Budget posed another hurdle, with the crux of the matter (as Trepesch puts it) being that in the force “we have none”. SPACE presented a business plan to the organisation to show that satisfaction among BAME communities is linked to a rise in BAME police officers, meaning this would bring value to the force. But, as Trepesch says, “we can’t make money out of nothing” so to overcome the fact that budget allocation to this project was scarce we secured a commitment that staff would have paid time to work on it.

While much of these efforts focused on the recruitment of BAME staff, action was also taken at all stages of the employee lifecycle: recruitment, progression and retention.

A new promotional framework was launched for the BAME talent pool. Professional Action Learning Sets (PALS) is a year-long course for a cohort of 10 to 14 talented, visible, BAME officers to help prepare them for promotion season and equip them with the tools they need to progress. Each officer on PALS also gets a superintendent-level police mentor. “I went on the first cohort and, of the 10 of us who went on it, every one of us was promoted,” says Trepesch. “Now we didn’t just suddenly grow talent through PALS – it’s about that ladder being lowered to give us the opportunity to pull ourselves up.” This then helps with recruitment and retention too, as junior officers can see senior BAME role models and promotion opportunities.

The result

The rewards of the SPACE team’s efforts are already beginning to be reaped. Between January and December 2017 Surrey Police saw an average 8.4% BAME application rate (compared to zero applicants seen between April and December 2015), and 23 BAME officers joined via the SPACE scheme.

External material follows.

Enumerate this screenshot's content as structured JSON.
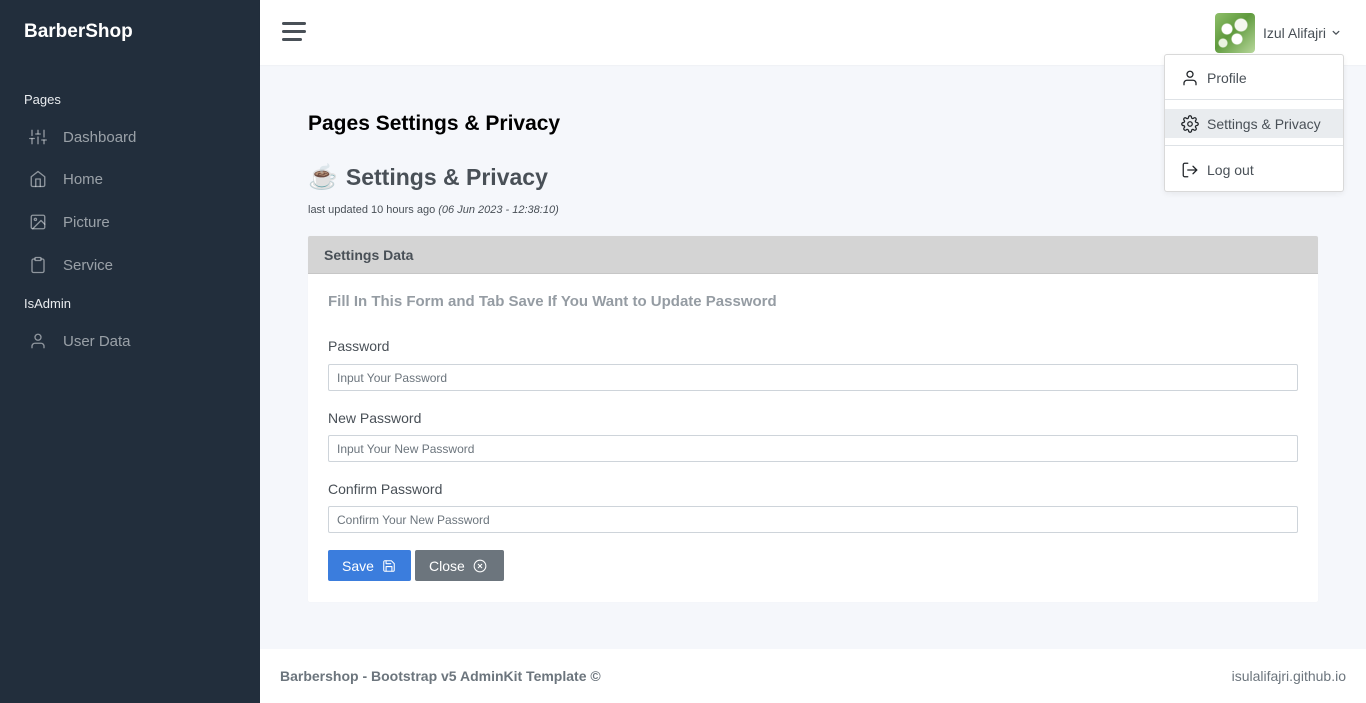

But Trepesch is keen to assert that it’s about more than just chasing numbers. “We need to be mature about things as it would be easy to go and recruit 50 BAME people, but if they’re not right they won’t last,” he says. This maturity also means being open to losing talent. “Now we are showing talented people they are talented they have the confidence to move on so it’s a double-edged sword, but it doesn’t matter whether they work for the MET or Sunderland or wherever if there’s BAME police in the UK we’re doing well,” he says. Meanwhile organisational buy-in is now well secured, with January 2018 seeing two positive action officers being made into full-time roles, suggesting diversity is now “business as usual”. And, most importantly, the BAME community the force represents is better engaged. “We have an independent advisory group with people from diverse backgrounds and they talk to us about how we are policing them and their feedback has improved,” says Trepesch.

Clearly the force has come a long way, but it’s not a done deal. “Moving forwards we need to keep it on the front page all the time,” says Trepesch. “It’s only on the front page because we don’t stop talking about it. The minute we stop talking about it it’s yesterday’s news, and we’re not prepared to do that.”